Aga Khan to Speak At CommencementBy Eva Moy
Editor in chief
The Aga Khan, the religious leader of the Shia Ismaili Muslims, will be the next commencement speaker on May 27.
"The Aga Khan stands as a unique figure on the international scene today," President Charles M. Vest said in his announcement of the speaker. "Through private philanthropy, he has enabled the very poor in Asia and Africa to enhance their lives. These efforts are taking place in areas of primary health care, education, housing, and social and economic development. In this role, he upholds Islamic culture and values while building bridges between the western and Muslim societies."
"His commitment to using modern resources for the betterment of his people, and his deep concern for their welfare, make him a fitting role model for those whose own careers will have similar potential," Vest said.
The Aga Khan is the spiritual leader of about 15 to 20 million Ismaili Muslims, a sect within Shia Muslim, according to Barbro M. Ek, director of the Aga Khan Program for Islamic Architecture at MIT.
"In the developing world, the Ismailis live mainly in Central and South Asia, East Africa, and the Middle East. They now also live in Europe and North America," according to the AKPIA biography of the Aga Khan.
49th Imam of the Ismaili Muslims
The Aga Khan, whose title is His Highness Prince Karim Aga Khan IV, became the 49th Imam (Spiritual Leader) of the Ismailis in 1957. He directs the Aga Khan Development Network, "a nexus of organizations working to improve living conditions and opportunities in specific regions of the developing world," according to the biography.
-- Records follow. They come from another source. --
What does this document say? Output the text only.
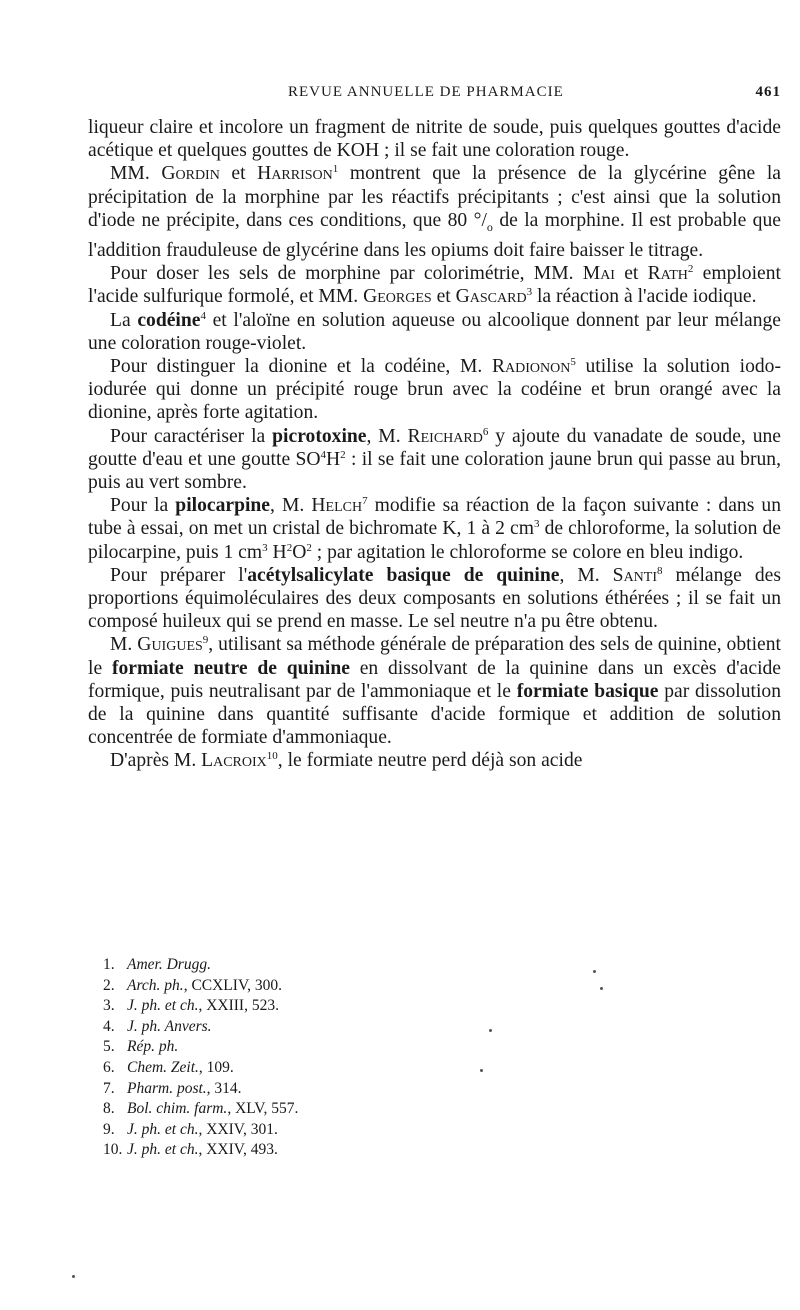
REVUE ANNUELLE DE PHARMACIE	461

liqueur claire et incolore un fragment de nitrite de soude, puis quelques gouttes d'acide acétique et quelques gouttes de KOH ; il se fait une coloration rouge.

MM. Gordin et Harrison$^1$ montrent que la présence de la glycérine gêne la précipitation de la morphine par les réactifs précipitants ; c'est ainsi que la solution d'iode ne précipite, dans ces conditions, que 80 $^\circ/_o$ de la morphine. Il est probable que l'addition frauduleuse de glycérine dans les opiums doit faire baisser le titrage.

Pour doser les sels de morphine par colorimétrie, MM. Mai et Rath$^2$ emploient l'acide sulfurique formolé, et MM. Georges et Gascard$^3$ la réaction à l'acide iodique.

La codéine$^4$ et l'aloïne en solution aqueuse ou alcoolique donnent par leur mélange une coloration rouge-violet.

Pour distinguer la dionine et la codéine, M. Radionon$^5$ utilise la solution iodo-iodurée qui donne un précipité rouge brun avec la codéine et brun orangé avec la dionine, après forte agitation.

Pour caractériser la picrotoxine, M. Reichard$^6$ y ajoute du vanadate de soude, une goutte d'eau et une goutte $SO^4H^2$ : il se fait une coloration jaune brun qui passe au brun, puis au vert sombre.

Pour la pilocarpine, M. Helch$^7$ modifie sa réaction de la façon suivante : dans un tube à essai, on met un cristal de bichromate K, 1 à 2 $cm^3$ de chloroforme, la solution de pilocarpine, puis 1 $cm^3$ $H^2O^2$ ; par agitation le chloroforme se colore en bleu indigo.

Pour préparer l'acétylsalicylate basique de quinine, M. Santi$^8$ mélange des proportions équimoléculaires des deux composants en solutions éthérées ; il se fait un composé huileux qui se prend en masse. Le sel neutre n'a pu être obtenu.

M. Guigues$^9$, utilisant sa méthode générale de préparation des sels de quinine, obtient le formiate neutre de quinine en dissolvant de la quinine dans un excès d'acide formique, puis neutralisant par de l'ammoniaque et le formiate basique par dissolution de la quinine dans quantité suffisante d'acide formique et addition de solution concentrée de formiate d'ammoniaque.

D'après M. Lacroix$^{10}$, le formiate neutre perd déjà son acide

1. Amer. Drugg.
2. Arch. ph., CCXLIV, 300.
3. J. ph. et ch., XXIII, 523.
4. J. ph. Anvers.
5. Rép. ph.
6. Chem. Zeit., 109.
7. Pharm. post., 314.
8. Bol. chim. farm., XLV, 557.
9. J. ph. et ch., XXIV, 301.
10. J. ph. et ch., XXIV, 493.
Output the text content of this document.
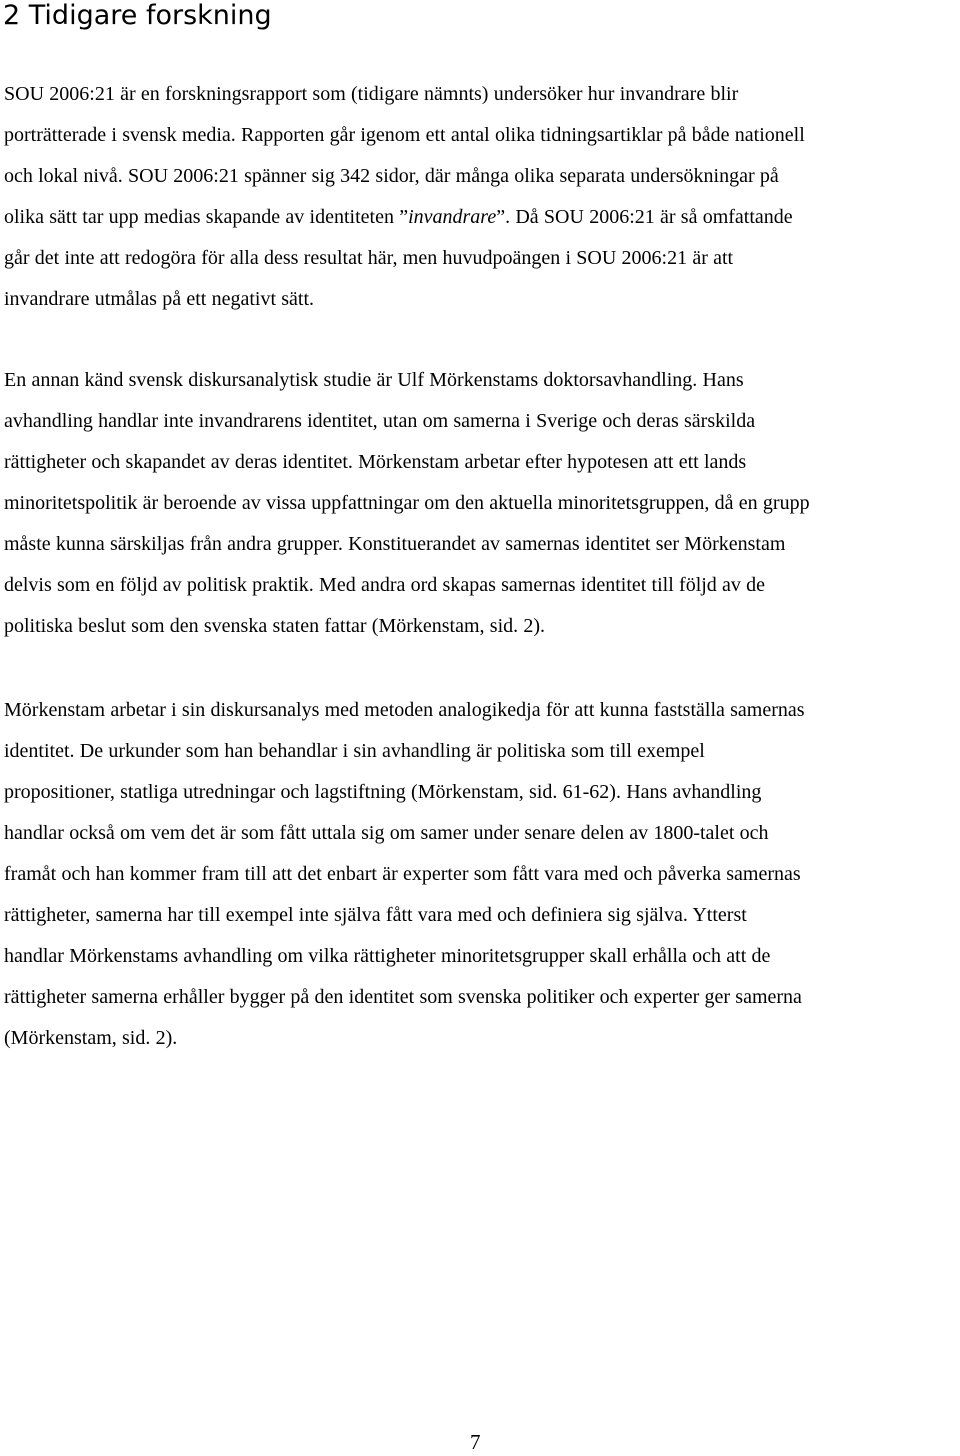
2 Tidigare forskning
SOU 2006:21 är en forskningsrapport som (tidigare nämnts) undersöker hur invandrare blir
porträtterade i svensk media. Rapporten går igenom ett antal olika tidningsartiklar på både nationell
och lokal nivå. SOU 2006:21 spänner sig 342 sidor, där många olika separata undersökningar på
olika sätt tar upp medias skapande av identiteten ”invandrare”. Då SOU 2006:21 är så omfattande
går det inte att redogöra för alla dess resultat här, men huvudpoängen i SOU 2006:21 är att
invandrare utmålas på ett negativt sätt.
En annan känd svensk diskursanalytisk studie är Ulf Mörkenstams doktorsavhandling. Hans
avhandling handlar inte invandrarens identitet, utan om samerna i Sverige och deras särskilda
rättigheter och skapandet av deras identitet. Mörkenstam arbetar efter hypotesen att ett lands
minoritetspolitik är beroende av vissa uppfattningar om den aktuella minoritetsgruppen, då en grupp
måste kunna särskiljas från andra grupper. Konstituerandet av samernas identitet ser Mörkenstam
delvis som en följd av politisk praktik. Med andra ord skapas samernas identitet till följd av de
politiska beslut som den svenska staten fattar (Mörkenstam, sid. 2).
Mörkenstam arbetar i sin diskursanalys med metoden analogikedja för att kunna fastställa samernas
identitet. De urkunder som han behandlar i sin avhandling är politiska som till exempel
propositioner, statliga utredningar och lagstiftning (Mörkenstam, sid. 61-62). Hans avhandling
handlar också om vem det är som fått uttala sig om samer under senare delen av 1800-talet och
framåt och han kommer fram till att det enbart är experter som fått vara med och påverka samernas
rättigheter, samerna har till exempel inte själva fått vara med och definiera sig själva. Ytterst
handlar Mörkenstams avhandling om vilka rättigheter minoritetsgrupper skall erhålla och att de
rättigheter samerna erhåller bygger på den identitet som svenska politiker och experter ger samerna
(Mörkenstam, sid. 2).
7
The Network deals mainly with issues of health care, education, housing, and rural economic development.
In 1979, he established the Aga Khan Program for Islamic Architecture at MIT and Harvard -- where he graduated with an honors degree in Islamic history in 1959 -- with an initial gift of more than $11.5 million.
"The Aga Khan has provided endowed funds to support faculty, students, and library development in perpetuity," according to an AKPIA brochure. "He has also provided annually renewed funding for various activities that will stimulate interest, encourage research, and develop information resources both for historians of architecture and for the architects and urbanists who are now planning and building in Islamic societies."